文本分類問題解決：使用文字嵌入將文本轉換為向量，然後使用分類器將文本歸入特定的問題類型（如問答、回應、討論等）。
文本相似度分類：使用文字嵌入將文本轉換為向量，然後使用分類器將文本分類為與特定參考文本相似或不相似。

什麼是文字嵌入？

「Text Embedding」是將文本轉換為數字向量的一種技術。它通過將每個單詞或短語映射到向量空間中的一個點來實現這一目標。這種向量表示形式可以捕捉單詞或短語之間的關係和相似性，使得文本處理過程更容易、更有效率。

圖片來源（OpenAI）：New and improved embedding model

文字嵌入的運作原理可以簡單概括如下：

首先，通過一些預處理步驟，如去除停用詞、標記化和清理文本等，從原始文本中獲取單詞或短語。
接下來，使用一些技術來將這些單詞或短語映射到向量空間中的一個點。常用的技術包括：
- One-Hot Encoding：將每個單詞或短語轉換為一個稀疏向量，其中只有一個元素為1，其餘元素均為0。
- Bag of Words（BOW）：將文本表示為單詞或短語的頻率向量，其中每個維度對應一個單詞或短語。
- Word2Vec：使用神經網絡模型學習每個單詞或短語的向量表示，以反映它們之間的關係和相似性。
- GloVe：使用全局語境信息來學習單詞或短語的向量表示，以反映它們之間的關係和相似性。
最後，可以使用這些向量表示形式來執行各種文本處理任務，如相似度比較、分類、聚類、推薦等。

總體而言，「Text Embedding」通過將單詞或短語映射到向量空間中，為文本提供了一個數字表示形式，這種表示形式可以捕捉到單詞或短語之間的關係和相似性，從而提高了文本處理的效率和準確性。

另一堂課 說 OpenAI 的嵌入模型，接受文本並將其轉換為 1336 維向量。

李弘毅老師

本共學課程講師這方面沒有太多著墨（而是叫我們自己讀論文），我推薦大家觀看李弘毅老師的資料。

補充：分享時有夥伴提及 蔡炎龍老師 的講課也很棒。我只看過蔡老師的文章（的確很棒），沒看過影片，一併加上老師的連結。

（官方）課程講義：

https://ai.ntu.edu.tw/resource/handouts/ML14.html

課程筆記：

佛心人仕觀看課程影片後，所做的筆記。

課程影片：

model hallucination

Model hallucination 指的是模型在訓練或測試時對於不存在的事物或現象產生錯誤的預測或推斷的現象。簡單來說，就是模型創造或認為存在某些假想的情況，而這些情況實際上並不存在或不合理。

例如，一個基於圖片辨識的模型可能在訓練時學習到將藍天的圖片認為是「天空」，但當出現綠色天空的圖片時，這個模型可能會將其誤判為藍色的天空，這就是 Model hallucination 的一個例子。

Model hallucination 通常是由訓練數據中的缺陷或偏差引起的。如果訓練數據中缺乏多樣性或包含不完整或不準確的標籤，模型就容易出現 Model hallucination 的現象。此外，如果模型本身過於複雜或過度擬合訓練數據，也可能導致 Model hallucination 的問題。

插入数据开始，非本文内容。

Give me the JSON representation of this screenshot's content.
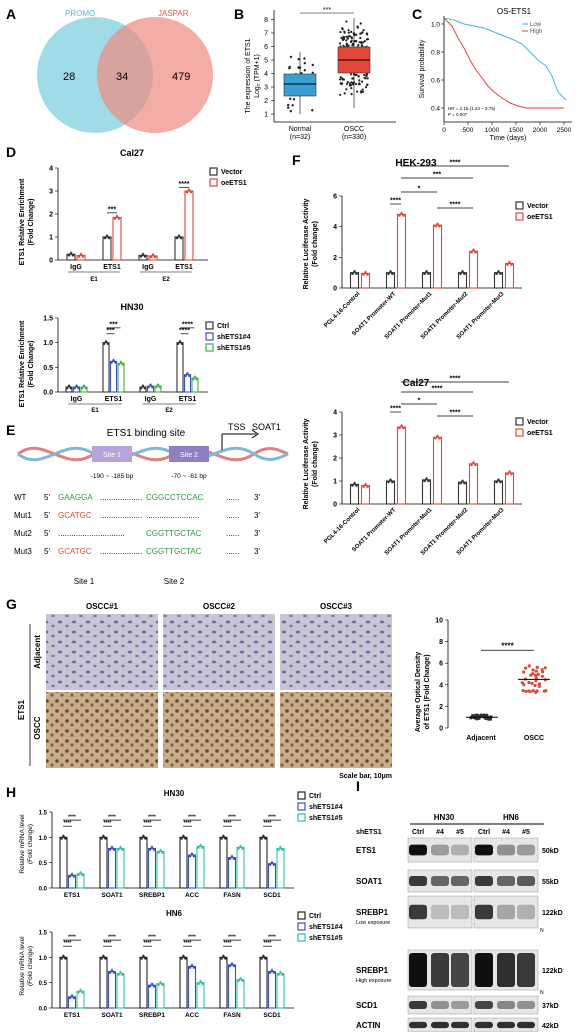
{
  "panel_letters": {
    "A": "A",
    "B": "B",
    "C": "C",
    "D": "D",
    "E": "E",
    "F": "F",
    "G": "G",
    "H": "H",
    "I": "I"
  },
  "panelA": {
    "left_label": "PROMO",
    "right_label": "JASPAR",
    "left_only": "28",
    "overlap": "34",
    "right_only": "479",
    "colors": {
      "left": "#7fd0e0",
      "right": "#f08a80"
    }
  },
  "panelB": {
    "ylabel_line1": "The expression of ETS1",
    "ylabel_line2": "Log₂ (TPM+1)",
    "sig": "***",
    "yticks": [
      "1",
      "2",
      "3",
      "4",
      "5",
      "6",
      "7",
      "8"
    ],
    "groups": [
      {
        "name": "Normal",
        "n": "(n=32)",
        "color": "#3a9fd0"
      },
      {
        "name": "OSCC",
        "n": "(n=330)",
        "color": "#e2473a"
      }
    ]
  },
  "panelC": {
    "title": "OS-ETS1",
    "legend": [
      "Low",
      "High"
    ],
    "ylabel": "Survival probability",
    "xlabel": "Time (days)",
    "yticks": [
      "0.4",
      "0.6",
      "0.8",
      "1.0"
    ],
    "xticks": [
      "0",
      "500",
      "1000",
      "1500",
      "2000",
      "2500"
    ],
    "hr": "HR = 2.15 (1.23 − 3.75)",
    "p": "P = 0.007",
    "colors": {
      "low": "#e2473a",
      "high": "#4ab3d6"
    }
  },
  "panelD1": {
    "title": "Cal27",
    "ylabel_line1": "ETS1 Relative Enrichment",
    "ylabel_line2": "(Fold Change)",
    "yticks": [
      "0",
      "1",
      "2",
      "3",
      "4"
    ],
    "legend": [
      "Vector",
      "oeETS1"
    ],
    "xcats": [
      "IgG",
      "ETS1",
      "IgG",
      "ETS1"
    ],
    "groups": [
      "E1",
      "E2"
    ],
    "sig": [
      "***",
      "****"
    ]
  },
  "panelD2": {
    "title": "HN30",
    "ylabel_line1": "ETS1 Relative Enrichment",
    "ylabel_line2": "(Fold Change)",
    "yticks": [
      "0.0",
      "0.5",
      "1.0",
      "1.5"
    ],
    "legend": [
      "Ctrl",
      "shETS1#4",
      "shETS1#5"
    ],
    "xcats": [
      "IgG",
      "ETS1",
      "IgG",
      "ETS1"
    ],
    "groups": [
      "E1",
      "E2"
    ],
    "sig": [
      "***",
      "***",
      "****",
      "****"
    ]
  },
  "panelE": {
    "title": "ETS1 binding site",
    "tss": "TSS",
    "gene": "SOAT1",
    "site1": "Site 1",
    "site2": "Site 2",
    "range1": "-190 ~ -185 bp",
    "range2": "-70 ~ -61 bp",
    "rows": [
      {
        "name": "WT",
        "p5": "5'",
        "s1": "GAAGGA",
        "dots": "...................",
        "s2": "CGGCCTCCAC",
        "p3": "3'"
      },
      {
        "name": "Mut1",
        "p5": "5'",
        "s1": "GCATGC",
        "dots": "...................",
        "s2": "",
        "p3": "3'"
      },
      {
        "name": "Mut2",
        "p5": "5'",
        "s1": "",
        "dots": "",
        "s2": "CGGTTGCTAC",
        "p3": "3'"
      },
      {
        "name": "Mut3",
        "p5": "5'",
        "s1": "GCATGC",
        "dots": "...................",
        "s2": "CGGTTGCTAC",
        "p3": "3'"
      }
    ],
    "foot1": "Site 1",
    "foot2": "Site 2"
  },
  "panelF1": {
    "title": "HEK-293",
    "ylabel_line1": "Relative Luciferase Activity",
    "ylabel_line2": "(Fold change)",
    "yticks": [
      "0",
      "2",
      "4",
      "6"
    ],
    "legend": [
      "Vector",
      "oeETS1"
    ],
    "xcats": [
      "PGL4-16-Control",
      "SOAT1 Promoter-WT",
      "SOAT1 Promoter-Mut1",
      "SOAT1 Promoter-Mut2",
      "SOAT1 Promoter-Mut3"
    ],
    "sig": [
      "****",
      "*",
      "***",
      "****",
      "****"
    ]
  },
  "panelF2": {
    "title": "Cal27",
    "ylabel_line1": "Relative Luciferase Activity",
    "ylabel_line2": "(Fold change)",
    "yticks": [
      "0",
      "1",
      "2",
      "3",
      "4"
    ],
    "legend": [
      "Vector",
      "oeETS1"
    ],
    "xcats": [
      "PGL4-16-Control",
      "SOAT1 Promoter-WT",
      "SOAT1 Promoter-Mut1",
      "SOAT1 Promoter-Mut2",
      "SOAT1 Promoter-Mut3"
    ],
    "sig": [
      "****",
      "*",
      "****",
      "****",
      "****"
    ]
  },
  "panelG": {
    "cols": [
      "OSCC#1",
      "OSCC#2",
      "OSCC#3"
    ],
    "rows": [
      "Adjacent",
      "OSCC"
    ],
    "side": "ETS1",
    "scale": "Scale bar, 10μm",
    "ylabel_line1": "Average Optical Density",
    "ylabel_line2": "of ETS1 (Fold Change)",
    "yticks": [
      "0",
      "2",
      "4",
      "6",
      "8",
      "10"
    ],
    "xcats": [
      "Adjacent",
      "OSCC"
    ],
    "sig": "****"
  },
  "panelH1": {
    "title": "HN30",
    "ylabel_line1": "Relative mRNA level",
    "ylabel_line2": "(Fold change)",
    "yticks": [
      "0.0",
      "0.5",
      "1.0",
      "1.5"
    ],
    "legend": [
      "Ctrl",
      "shETS1#4",
      "shETS1#5"
    ],
    "xcats": [
      "ETS1",
      "SOAT1",
      "SREBP1",
      "ACC",
      "FASN",
      "SCD1"
    ]
  },
  "panelH2": {
    "title": "HN6",
    "ylabel_line1": "Relative mRNA level",
    "ylabel_line2": "(Fold change)",
    "yticks": [
      "0.0",
      "0.5",
      "1.0",
      "1.5"
    ],
    "legend": [
      "Ctrl",
      "shETS1#4",
      "shETS1#5"
    ],
    "xcats": [
      "ETS1",
      "SOAT1",
      "SREBP1",
      "ACC",
      "FASN",
      "SCD1"
    ]
  },
  "panelI": {
    "cell_lines": [
      "HN30",
      "HN6"
    ],
    "row_label": "shETS1",
    "lanes": [
      "Ctrl",
      "#4",
      "#5",
      "Ctrl",
      "#4",
      "#5"
    ],
    "proteins": [
      {
        "name": "ETS1",
        "sub": "",
        "kd": "50kD"
      },
      {
        "name": "SOAT1",
        "sub": "",
        "kd": "55kD"
      },
      {
        "name": "SREBP1",
        "sub": "Low exposure",
        "kd": "122kD",
        "mark": "N"
      },
      {
        "name": "SREBP1",
        "sub": "High exposure",
        "kd": "122kD",
        "mark": "N"
      },
      {
        "name": "SCD1",
        "sub": "",
        "kd": "37kD"
      },
      {
        "name": "ACTIN",
        "sub": "",
        "kd": "42kD"
      }
    ]
  },
  "chart_data": [
    {
      "type": "bar",
      "panel": "D-Cal27",
      "categories": [
        "IgG-E1",
        "ETS1-E1",
        "IgG-E2",
        "ETS1-E2"
      ],
      "series": [
        {
          "name": "Vector",
          "values": [
            0.25,
            1.0,
            0.2,
            1.0
          ]
        },
        {
          "name": "oeETS1",
          "values": [
            0.2,
            1.85,
            0.18,
            3.0
          ]
        }
      ],
      "ylim": [
        0,
        4
      ]
    },
    {
      "type": "bar",
      "panel": "D-HN30",
      "categories": [
        "IgG-E1",
        "ETS1-E1",
        "IgG-E2",
        "ETS1-E2"
      ],
      "series": [
        {
          "name": "Ctrl",
          "values": [
            0.1,
            1.0,
            0.1,
            1.0
          ]
        },
        {
          "name": "shETS1#4",
          "values": [
            0.1,
            0.62,
            0.12,
            0.35
          ]
        },
        {
          "name": "shETS1#5",
          "values": [
            0.1,
            0.58,
            0.12,
            0.28
          ]
        }
      ],
      "ylim": [
        0,
        1.5
      ]
    },
    {
      "type": "bar",
      "panel": "F-HEK-293",
      "categories": [
        "PGL4-16-Control",
        "SOAT1 Promoter-WT",
        "SOAT1 Promoter-Mut1",
        "SOAT1 Promoter-Mut2",
        "SOAT1 Promoter-Mut3"
      ],
      "series": [
        {
          "name": "Vector",
          "values": [
            1.0,
            1.0,
            1.0,
            1.0,
            1.0
          ]
        },
        {
          "name": "oeETS1",
          "values": [
            0.95,
            4.8,
            4.1,
            2.4,
            1.6
          ]
        }
      ],
      "ylim": [
        0,
        6
      ]
    },
    {
      "type": "bar",
      "panel": "F-Cal27",
      "categories": [
        "PGL4-16-Control",
        "SOAT1 Promoter-WT",
        "SOAT1 Promoter-Mut1",
        "SOAT1 Promoter-Mut2",
        "SOAT1 Promoter-Mut3"
      ],
      "series": [
        {
          "name": "Vector",
          "values": [
            0.85,
            1.0,
            1.05,
            0.95,
            1.0
          ]
        },
        {
          "name": "oeETS1",
          "values": [
            0.8,
            3.35,
            2.9,
            1.75,
            1.35
          ]
        }
      ],
      "ylim": [
        0,
        4
      ]
    },
    {
      "type": "bar",
      "panel": "H-HN30",
      "categories": [
        "ETS1",
        "SOAT1",
        "SREBP1",
        "ACC",
        "FASN",
        "SCD1"
      ],
      "series": [
        {
          "name": "Ctrl",
          "values": [
            1,
            1,
            1,
            1,
            1,
            1
          ]
        },
        {
          "name": "shETS1#4",
          "values": [
            0.25,
            0.78,
            0.78,
            0.65,
            0.6,
            0.48
          ]
        },
        {
          "name": "shETS1#5",
          "values": [
            0.28,
            0.78,
            0.72,
            0.82,
            0.8,
            0.78
          ]
        }
      ],
      "ylim": [
        0,
        1.5
      ]
    },
    {
      "type": "bar",
      "panel": "H-HN6",
      "categories": [
        "ETS1",
        "SOAT1",
        "SREBP1",
        "ACC",
        "FASN",
        "SCD1"
      ],
      "series": [
        {
          "name": "Ctrl",
          "values": [
            1,
            1,
            1,
            1,
            1,
            1
          ]
        },
        {
          "name": "shETS1#4",
          "values": [
            0.22,
            0.72,
            0.45,
            0.82,
            0.85,
            0.72
          ]
        },
        {
          "name": "shETS1#5",
          "values": [
            0.33,
            0.68,
            0.48,
            0.5,
            0.56,
            0.68
          ]
        }
      ],
      "ylim": [
        0,
        1.5
      ]
    }
  ]
}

Model hallucination 問題，可透過改進數據和模型設計等方式來解決：

使用更好的訓練數據，包括更多樣性的數據和更精確的標籤。
使用更簡單的模型，以減少模型的複雜性和擬合程度。
在模型訓練和測試時進行嚴格的驗證和測試，以確保模型的可靠性和響應性。

本堂課老師的解法：

Prompt Engineering to avoid hallucination:

Only answer if you are 100% certain, otherwise reply “Sorry, I’m not sure what the answer is”

範例（產生 hallucination）

import openai 
import pandas as pd
import tiktoken # https://github.com/openai/tiktoken

openai.api_key = os.getenv("OPENAI_API_KEY")

prompt = "What does the start-up company Pentera do and who invested in it?"

response = openai.Completion.create(
    prompt=prompt,
    temperature=0,
    max_tokens=500,
    model="text-davinci-003"
)
print(response["choices"][0]["text"].strip(" \n"))

Out（輸出）

Pentera is a start-up company that provides software solutions to help organizations manage their employee benefits programs. The company has raised $3.5 million in seed funding from investors including Y Combinator, SV Angel, and Social Leverage.

範例（修正 hallucination）

修改 prompt，加上前面說的 Only answer the question below if you have 100% certainty of the facts.。

import openai 
import pandas as pd
import tiktoken # https://github.com/openai/tiktoken

openai.api_key = os.getenv("OPENAI_API_KEY")

- prompt = "What does the start-up company Pentera do and who invested in it?"
+ prompt = """Only answer the question below if you have 100% certainty of the facts.
+ 
+ Q: What does the start-up company Pentera do and who invested in it?
+ A:"""

response = openai.Completion.create(
    prompt=prompt,
    temperature=0,
    max_tokens=500,
    model="text-davinci-003"
)
print(response["choices"][0]["text"].strip(" \n"))

Out（輸出）

I cannot answer this question with 100% certainty.

Document Data

ast: 抽像語法樹 Abstract Syntax Tree

ast 模組就是幫助 Python 處理抽象的語法解析。

literal_eval() 函數：判斷需要計算的內容計算後是不是合法的 Python 類型，是的話就進行運算，否則就不進行。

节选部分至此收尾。